During lengthy summer cruises I habitually make notes about topics that might be worth writing about. They are never stuffed into the same hiding place, so I find them a few at a time as I clean up at the coming of the fall season. Often, they are irreverent, sometimes a few may be useful or interesting, but they all salute a wonderful way of life. Following are a few ideas from six weeks at sea this year.
I'’ve met many who curse it as an embarrassing price paid for cruising in dirty waters. It’s a diesel stain, they say, pointing to arcs of brown rising from the waterline at the stem and into fan-shaped blobs that trail aft for several feet. Sadly, I say, “It’s all about bad housekeeping.”
Brown lips are mineral stains, not leftover diesel smudges. A hull that is regularly well cleaned and thoroughly waxed and buffed does not have brown lips.
Bring those beautifully illustrated books only to wow your guests, you shouldn’t need them. I’ve not seen a boating issue that couldn’t be resolved by one of three knots—the half hitch, the bowline, or the clove hitch.
I first met the bowline when I was an 8-year-old Cub Scout, and, yes, it involved chasing a rabbit around a tree and down a hole. A friend introduced me to a razzle-dazzle method of bowline tying last summer. It involved a lot of twirling and twisting. I’ve been chasing the rabbit so long I can do it standing on my head with my hands behind me; I’ll not change.
The clove hitch is effective but sometimes I’ll need to tie one twice to get it right.
The half hitch—don’t go to sea without it. If a half hitch doesn’t work, a bowline will. It is simple and almost universal and it holds well, too. I only wish I could tie my shoes with a half hitch.
STINKO. IT’S NOT NECESSARY
If you step aboard a boat (not yours, of course) with hints of diesel in the air, don’t believe or accept any of the owner’s excuses. It’s not old age or a small mechanic’s spill; there’s something terribly wrong down below. If it were for sale, I’d go look at another boat.
I met some folks who bought a boat with chronic diesel stink, and somehow were led to believe it was only a tiny leak at a fitting or something like that. They endured for a couple of years and then hired some pros to find the source. It was a small leak—in the bottom of a fuel tank.
Speaking of bad smells, I learned last summer that a couple of guys cruising all season without female supervision also can stink up a boat in other ways.

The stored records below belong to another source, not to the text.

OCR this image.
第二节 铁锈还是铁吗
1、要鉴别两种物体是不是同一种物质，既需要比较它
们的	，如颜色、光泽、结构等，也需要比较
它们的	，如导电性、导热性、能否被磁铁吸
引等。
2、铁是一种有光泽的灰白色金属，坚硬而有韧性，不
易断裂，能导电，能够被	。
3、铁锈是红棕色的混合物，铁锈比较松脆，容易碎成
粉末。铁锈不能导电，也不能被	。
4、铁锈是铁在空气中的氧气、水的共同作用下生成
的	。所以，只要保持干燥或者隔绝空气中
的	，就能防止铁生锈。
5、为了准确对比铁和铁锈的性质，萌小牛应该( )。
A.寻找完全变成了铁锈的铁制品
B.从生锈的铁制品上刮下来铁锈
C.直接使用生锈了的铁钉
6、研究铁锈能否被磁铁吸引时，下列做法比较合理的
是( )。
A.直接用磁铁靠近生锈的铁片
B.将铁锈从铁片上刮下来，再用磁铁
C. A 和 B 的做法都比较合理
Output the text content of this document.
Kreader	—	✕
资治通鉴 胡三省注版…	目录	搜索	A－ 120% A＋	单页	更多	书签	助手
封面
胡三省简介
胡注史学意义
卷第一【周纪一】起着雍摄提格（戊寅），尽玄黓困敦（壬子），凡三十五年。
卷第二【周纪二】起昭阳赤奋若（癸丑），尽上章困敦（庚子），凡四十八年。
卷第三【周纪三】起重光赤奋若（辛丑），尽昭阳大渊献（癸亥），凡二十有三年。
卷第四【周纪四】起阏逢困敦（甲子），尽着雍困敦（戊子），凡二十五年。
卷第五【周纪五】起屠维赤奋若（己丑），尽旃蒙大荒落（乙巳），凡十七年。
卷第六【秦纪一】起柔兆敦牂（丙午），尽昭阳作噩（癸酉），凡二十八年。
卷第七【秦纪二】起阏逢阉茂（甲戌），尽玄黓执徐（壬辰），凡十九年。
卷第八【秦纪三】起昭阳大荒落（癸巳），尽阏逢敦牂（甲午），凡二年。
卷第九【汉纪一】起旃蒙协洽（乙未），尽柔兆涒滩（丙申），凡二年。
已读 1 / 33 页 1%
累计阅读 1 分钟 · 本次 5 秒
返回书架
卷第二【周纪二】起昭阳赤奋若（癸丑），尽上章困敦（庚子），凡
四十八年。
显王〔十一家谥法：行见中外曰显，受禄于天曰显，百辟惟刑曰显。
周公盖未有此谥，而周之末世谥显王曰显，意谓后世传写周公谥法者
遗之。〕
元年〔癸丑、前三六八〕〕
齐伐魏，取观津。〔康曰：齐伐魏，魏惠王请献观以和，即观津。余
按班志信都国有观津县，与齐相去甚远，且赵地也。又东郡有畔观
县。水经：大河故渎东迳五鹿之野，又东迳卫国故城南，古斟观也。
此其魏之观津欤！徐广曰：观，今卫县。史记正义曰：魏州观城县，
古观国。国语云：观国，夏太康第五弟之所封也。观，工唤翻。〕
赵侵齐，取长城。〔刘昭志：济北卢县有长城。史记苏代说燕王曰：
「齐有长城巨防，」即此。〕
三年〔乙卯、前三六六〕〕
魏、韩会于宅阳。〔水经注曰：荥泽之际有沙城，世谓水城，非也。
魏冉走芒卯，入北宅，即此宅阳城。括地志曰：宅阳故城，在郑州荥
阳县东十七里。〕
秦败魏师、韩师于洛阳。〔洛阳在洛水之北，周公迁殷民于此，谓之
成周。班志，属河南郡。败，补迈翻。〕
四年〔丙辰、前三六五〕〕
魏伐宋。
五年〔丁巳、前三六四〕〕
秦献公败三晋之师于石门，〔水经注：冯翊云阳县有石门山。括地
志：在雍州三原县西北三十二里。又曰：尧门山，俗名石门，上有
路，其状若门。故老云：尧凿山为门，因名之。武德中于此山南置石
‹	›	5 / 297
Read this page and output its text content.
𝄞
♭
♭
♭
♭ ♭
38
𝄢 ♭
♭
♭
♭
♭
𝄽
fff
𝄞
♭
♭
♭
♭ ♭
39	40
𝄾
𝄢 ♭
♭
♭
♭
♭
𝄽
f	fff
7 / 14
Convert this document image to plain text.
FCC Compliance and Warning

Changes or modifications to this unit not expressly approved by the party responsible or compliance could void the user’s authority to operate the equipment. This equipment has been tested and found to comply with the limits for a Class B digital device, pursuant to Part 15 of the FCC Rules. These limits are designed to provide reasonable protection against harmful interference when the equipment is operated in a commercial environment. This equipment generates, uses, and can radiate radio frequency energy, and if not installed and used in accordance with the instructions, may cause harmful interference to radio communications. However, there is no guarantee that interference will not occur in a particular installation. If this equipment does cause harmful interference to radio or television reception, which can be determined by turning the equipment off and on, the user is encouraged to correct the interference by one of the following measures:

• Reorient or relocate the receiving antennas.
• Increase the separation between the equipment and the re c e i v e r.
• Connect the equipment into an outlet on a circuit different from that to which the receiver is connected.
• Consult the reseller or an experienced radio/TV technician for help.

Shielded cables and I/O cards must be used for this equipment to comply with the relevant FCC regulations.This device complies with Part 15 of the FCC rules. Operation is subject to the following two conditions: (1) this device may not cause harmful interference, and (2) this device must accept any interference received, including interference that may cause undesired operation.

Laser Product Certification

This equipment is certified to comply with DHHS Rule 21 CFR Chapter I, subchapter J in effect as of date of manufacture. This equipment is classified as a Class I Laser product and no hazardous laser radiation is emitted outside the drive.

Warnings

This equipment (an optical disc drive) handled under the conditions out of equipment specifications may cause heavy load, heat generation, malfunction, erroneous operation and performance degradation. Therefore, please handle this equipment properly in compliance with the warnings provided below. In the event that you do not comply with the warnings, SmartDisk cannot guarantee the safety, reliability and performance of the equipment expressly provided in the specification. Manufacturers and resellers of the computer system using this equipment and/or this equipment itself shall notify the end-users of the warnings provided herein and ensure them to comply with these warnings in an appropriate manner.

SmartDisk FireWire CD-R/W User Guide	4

The weather was cool and doors and windows were closed while we cruised far north. We cooked, drank beer, and sweated some. My crew rotated ashore and in between personnel changes I hauled everything I could think of to the laundry. Yet, arriving home after six weeks and more than 900 miles of motoring, the boat plain stunk.
Working with some female advice and following my own nose (!) I removed everything that wasn’t glued or screwed in place from the staterooms and the head. Bed cushions came out, the underlying pads (supposedly they prevent condensation from reaching bedding) came out, and all blankets, the custom sleeping bags, pillows, and etc. and etc. left the boat.
The two custom bags went to a commercial laundry where they were made new—at $40 a set. They smelled brand new; there was no hint of Bob, Joe, Dave, or Bill.
The berth cushions, which radiated waves of bad aromas, were put on display on the west-facing deck of my home. By then the sun had arrived, and for days they soaked up warm afternoon rays, gradually giving up bad aroma. I opened all the zippers for better ventilation and did use a little stuff from a spray bottle, and that seemed to help, too. Everything else went into my home washing machine and it labored for days.
In between, I was on the boat scrubbing every hard surface with a mix of detergent and Clorox. The plywood panels that support the berths were cleaned and then flipped for an inspection of the bottom side. No surprise, mildew was found. It was scrubbed away. Components of the VacuFlush system are beneath the master stateroom; they received the same scrub-down treatment.
I moor in a gated marina and my space is covered, so the next step was possible. I opened everything that would open to fresh northwest breezes and left the boat for a couple of days.
Finally, I put it all back together and invited my female adviser aboard. She entered carefully, walked around, and in and out of sleeping areas, and finally, she said: “I don’t smell anything.” Yes!!!
THE GREATEST THRILL
Summer cruising 2011 took my 31-year-old boat and her much older crew into a remote wilderness inlet. There was nothing there but water (much of it too deep for anchoring), snow-topped mountains, evergreen forests, and a few abandoned logging camps. There were no towns or marinas, no moorings or boatyards or espresso shops. We could hear the Canadian coast guard; I’m not sure we would be heard by them. (Didn’t try.)
There were eagles, ospreys, crows, ravens, and bears we didn’t see and fish and crab we couldn’t catch. We were all alone and dependent on our wits and the reliability of a boat built in 1979.
So, the greatest thrill every day was to reach for and twist the black key in the starter switch and to smile as the diesels surged to life. There’s no better sound when you’re 400 miles from home, somewhere near the end of the world.